Das Verfahren kommt beispielsweise bei stenosierend wachsenden exophytischen zentralen und inoperablen Bronchialtumoren in Betracht. Das umgebende Gewebe, welches nicht entfernt werden soll, kann bei der Koagulation weitgehend geschont werden, da die Koagulation punktgenau zu Einsatz gebracht werden kann. Die Prozedur ist nicht schmerzhaft.

Thorakoskopie
Die Thorakoskopie ist ein wenig invasives Verfahren, welches bei der Diagnostik und Therapie von Prozessen zum Einsatz kommt, die im Bereich der inneren Thoraxwand, peripherer Lungenabschnitte oder der pleuralen Mediastinaloberfläche liegen und durch endoskopische Maßnahmen nicht zugänglich wären. Es wird in der Regel zur Probengewinnung bei Lungengerüsterkrankungen oder Tumoren eingesetzt. Bei diesem Verfahren wird nach Positionierung und Lokalanästhesie über einen kleinen Hautschnitt ein Trokar (Führungsgerät) in die Brusthöhle eingebracht. Dann wird mit Hilfe einer Luftinsufflation ein Pneumothorax angelegt: Die Lunge kollabiert auf dieser Seite. In einem zweiten Schritt werden das Arbeitsinstrument und eine Optik in das Operationsfeld eingeführt, um auf diese Weise Gewebeproben gewinnen zu können.

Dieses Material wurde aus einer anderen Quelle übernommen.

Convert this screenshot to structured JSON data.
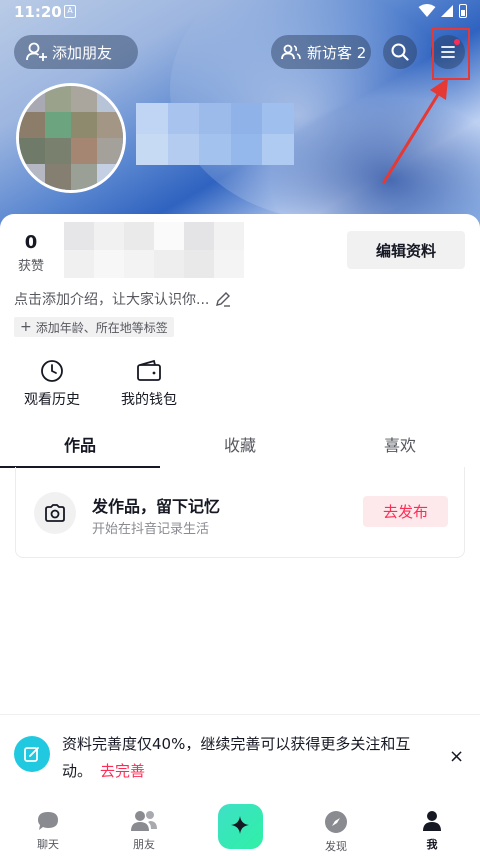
{
  "status_bar": {
    "time": "11:20",
    "sim_icon": "A"
  },
  "header": {
    "add_friend_label": "添加朋友",
    "visitors_label": "新访客 2",
    "icons": [
      "add-user-icon",
      "users-icon",
      "search-icon",
      "menu-icon"
    ]
  },
  "profile": {
    "likes_count": "0",
    "likes_label": "获赞",
    "edit_button_label": "编辑资料",
    "intro_placeholder": "点击添加介绍，让大家认识你...",
    "tag_label": "添加年龄、所在地等标签"
  },
  "shortcuts": [
    {
      "label": "观看历史",
      "icon": "clock-icon"
    },
    {
      "label": "我的钱包",
      "icon": "wallet-icon"
    }
  ],
  "tabs": [
    {
      "label": "作品",
      "active": true
    },
    {
      "label": "收藏",
      "active": false
    },
    {
      "label": "喜欢",
      "active": false
    }
  ],
  "publish_card": {
    "title": "发作品，留下记忆",
    "subtitle": "开始在抖音记录生活",
    "button_label": "去发布"
  },
  "completion_banner": {
    "text": "资料完善度仅40%，继续完善可以获得更多关注和互动。",
    "link_label": "去完善",
    "close_glyph": "×"
  },
  "bottom_nav": [
    {
      "label": "聊天",
      "icon": "chat-icon",
      "active": false
    },
    {
      "label": "朋友",
      "icon": "friends-icon",
      "active": false
    },
    {
      "label": "",
      "icon": "sparkle-icon",
      "active": false
    },
    {
      "label": "发现",
      "icon": "compass-icon",
      "active": false
    },
    {
      "label": "我",
      "icon": "person-icon",
      "active": true
    }
  ],
  "colors": {
    "accent": "#fe2c55",
    "highlight": "#e53935",
    "banner_icon": "#20c9e0",
    "text_primary": "#161823"
  }
}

Nach Entfernung von Blutkoageln und Säubern des Operationsfeldes durch Spülen mit Kochsalzlösung wird abschließend eine großlumige Thoraxdrainage für circa 24 Stunden eingelegt. Durch Sog an dieser Drainage entfaltet sich die Lunge wieder und die Drainage kann abschließend entfernt werden.